В некоторых западных странах со старыми морскими традициями существует закон, запрещающий морякам участие в выборах; есть гарантия частичного освобождения от уголовной ответственности и другие послабления, если рейс длился больше шести месяцев. Западные законники прекрасно понимали, что после шестимесячного рейса человек априори не может быть нормальным. И, наверное, они были правы. А тут девять месяцев – тут от человека вообще можно ожидать чего угодно. И Маркони было смешно, когда его подруга несколько первых дней после рейса смотрела на него глазами испуганной лани в ожидании, что он вот-вот начнёт прилюдно надувать пузыри слюной и высовывать язык или однажды перепутает дверь шкафа с дверью в туалет. Смех-то смехом, но, когда Маркони через неделю приехал в профком просить путёвку в дом отдыха «Балтиец» (что в обычной ситуации было нереально – всегда отказ, мест нет), ему только в глаза глянули – увидели, что у него там бензин плещется - и сразу же выдали путёвку на неделю в двухместный номер люкс в Репино.
Отдохнули они тогда шикарно: сосны, песок и чистый воздух Финского залива очень быстро помогли Маркони прийти в себя и вернуться на землю. Белки шустрили под соснами и нахально приставали к гуляющим по тропинкам отдыхающим, требуя дань за проход по их территории. Лесные птицы безбоязненно садились на руки и клевали корм прямо с ладоней. Есть же ещё благословенные и не испорченные цивилизацией места, где хозяин-бармен-официант в одном лице рад вам вовсе не потому, что он хозяин и радуется грядущей прибыли и навару, а потому лишь, что вы пришли к нему в гости: сидите у него за столом на открытой веранде и пьёте его деревенское пиво под маринованные миноги. А когда уже под вечер выяснится, что вы забыли деньги в номере – он всего-то улыбнётся понимающе и буркнет в седые усы со смешным финским акцентом: «Та латно! Сафтра санесёте!»
Но уже через месяц душа запросилась в море и Маркони поехал в отдел кадров к своему инспектору, к тому самому инспектору Харитонову, благодаря которому он и оказался на КПБ.
– Ну, Валентин, – бодро начал за здравие Харитонов, – говори, чего хочешь?

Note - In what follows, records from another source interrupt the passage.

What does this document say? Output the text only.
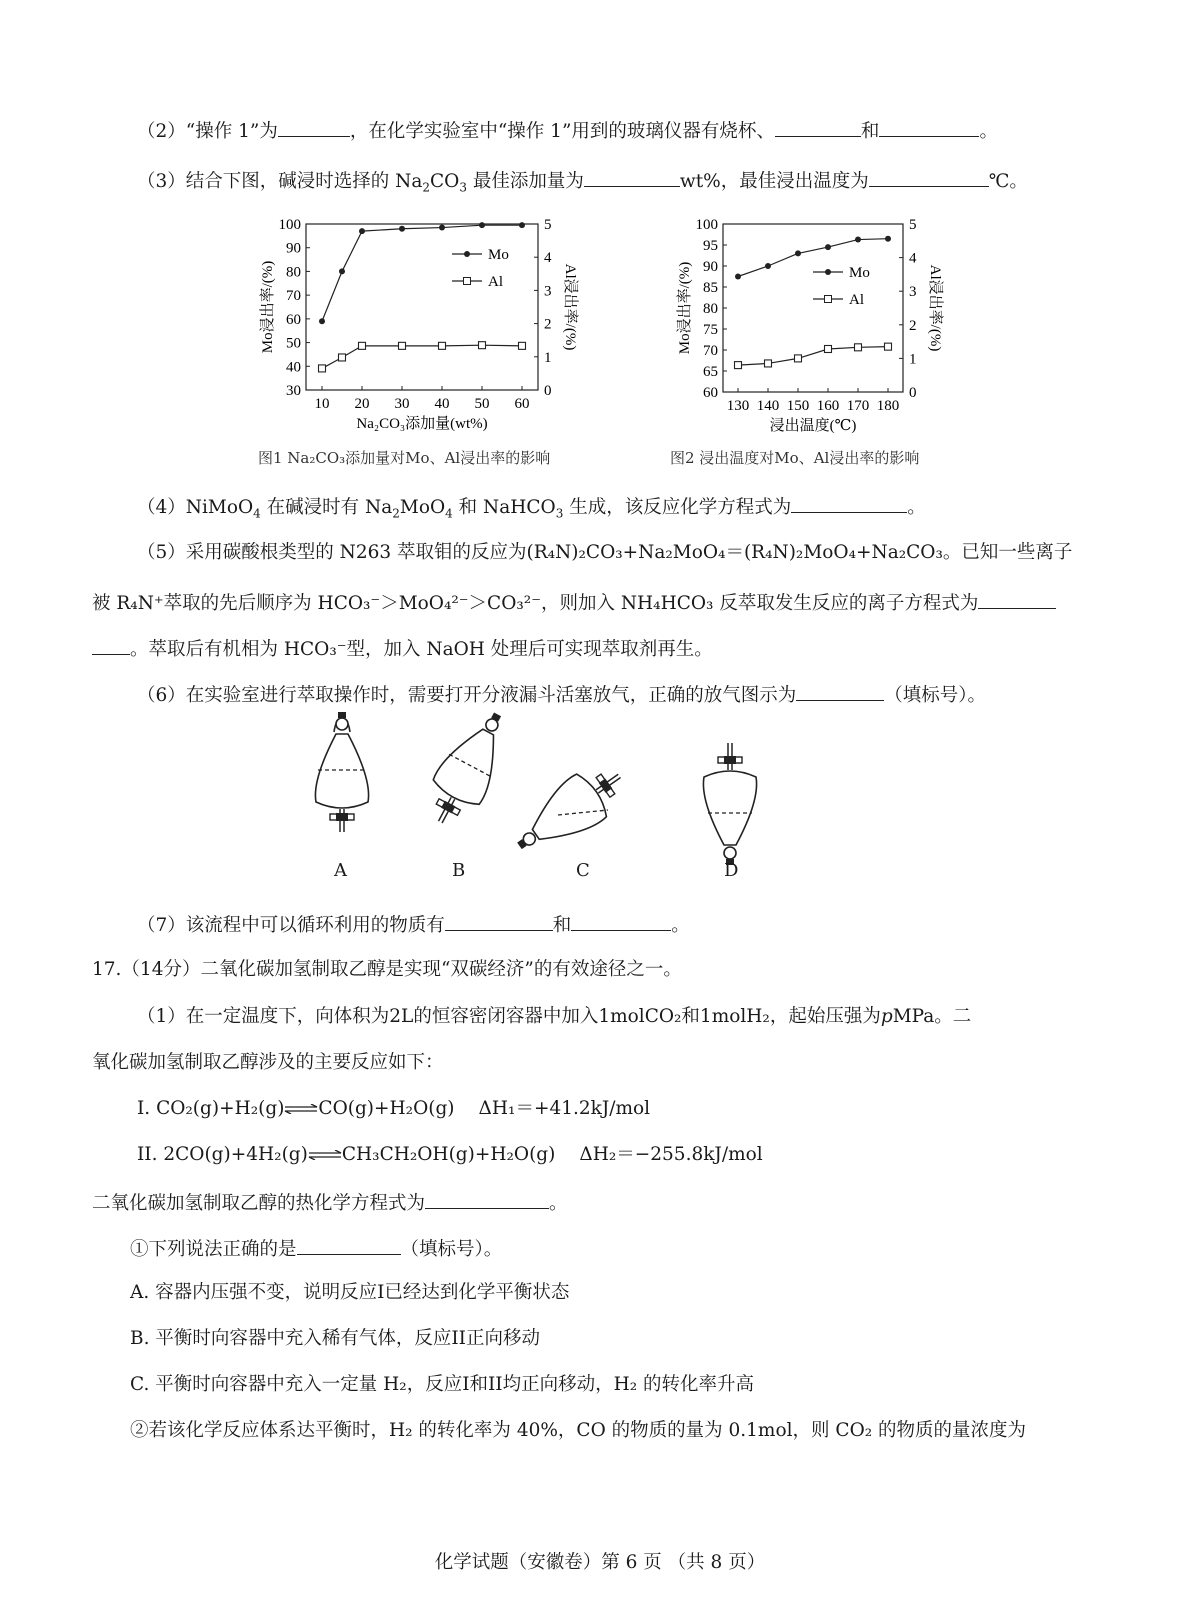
（2）“操作 1”为	，在化学实验室中“操作 1”用到的玻璃仪器有烧杯、	和	。
（3）结合下图，碱浸时选择的 $Na_2CO_3$ 最佳添加量为	wt%，最佳浸出温度为	℃。
30
40
50
60
70
80
90
100
0
1
2
3
4
5
10 20 30 40 50 60
Na₂CO₃添加量(wt%)
Mo浸出率/(%)	Al浸出率/(%)
Mo
Al
60
65
70
75
80
85
90
95
100
0
1
2
3
4
5
130 140 150 160 170 180
浸出温度(℃)
Mo浸出率/(%)	Al浸出率/(%)
Mo
Al
图1 Na₂CO₃添加量对Mo、Al浸出率的影响	图2 浸出温度对Mo、Al浸出率的影响
（4）NiMoO$_4$ 在碱浸时有 $Na_2MoO_4$ 和 NaHCO$_3$ 生成，该反应化学方程式为	。
（5）采用碳酸根类型的 N263 萃取钼的反应为(R₄N)₂CO₃+Na₂MoO₄＝(R₄N)₂MoO₄+Na₂CO₃。已知一些离子
被 R₄N⁺萃取的先后顺序为 HCO₃⁻＞MoO₄²⁻＞CO₃²⁻，则加入 NH₄HCO₃ 反萃取发生反应的离子方程式为
。萃取后有机相为 HCO₃⁻型，加入 NaOH 处理后可实现萃取剂再生。
（6）在实验室进行萃取操作时，需要打开分液漏斗活塞放气，正确的放气图示为	（填标号）。
A	B	C	D
（7）该流程中可以循环利用的物质有	和	。
17.（14分）二氧化碳加氢制取乙醇是实现“双碳经济”的有效途径之一。
（1）在一定温度下，向体积为2L的恒容密闭容器中加入1molCO₂和1molH₂，起始压强为pMPa。二
氧化碳加氢制取乙醇涉及的主要反应如下：
I. CO₂(g)+H₂(g)⇌CO(g)+H₂O(g) ΔH₁＝+41.2kJ/mol
II. 2CO(g)+4H₂(g)⇌CH₃CH₂OH(g)+H₂O(g) ΔH₂＝−255.8kJ/mol
二氧化碳加氢制取乙醇的热化学方程式为	。
①下列说法正确的是	（填标号）。
A. 容器内压强不变，说明反应I已经达到化学平衡状态
B. 平衡时向容器中充入稀有气体，反应II正向移动
C. 平衡时向容器中充入一定量 H₂，反应I和II均正向移动，H₂ 的转化率升高
②若该化学反应体系达平衡时，H₂ 的转化率为 40%，CO 的物质的量为 0.1mol，则 CO₂ 的物质的量浓度为
化学试题（安徽卷）第 6 页 （共 8 页）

– Вы меня с ремонта сняли – вот на ремонт и сажайте! – именно это и было обещано Маркони полтора года назад прилюдно и во всеуслышание.
– Да видишь, тут такое дело… – принялся нагло врать Харитонов. – Нет у нас сейчас никого на ремонте и на ближайшее время даже не предвидится. А хочешь на «Чапаевск»?
– А это что такое? – Маркони никогда не слышал о судне с таким многообещающим названием.
– Пароходство получило четыре новых балкера. Бразильской постройки – супер, а не пароходы!
– Ну, давай… – согласился Маркони.
У него был покладистый характер, и зла он не помнил…
Когда-то классик и солнце русской поэзии написал «Тиха украинская ночь…» Я же просто как правдивый рассказчик могу засвидетельствовать: тиха не только украинская ночь, но и ночь над Индийским океаном тоже была тиха, темна и полна ожиданий – скоро должен был наступить Новый Год по местному времени. Экипаж пока разминался слабоалкогольными напитками, готовясь через четыре часа ещё раз встретить Новый Год по московскому времени, но уже как полагается: с шампанским под бой курантов, салатом оливье и салютом из всех имеющихся на борту ракетниц.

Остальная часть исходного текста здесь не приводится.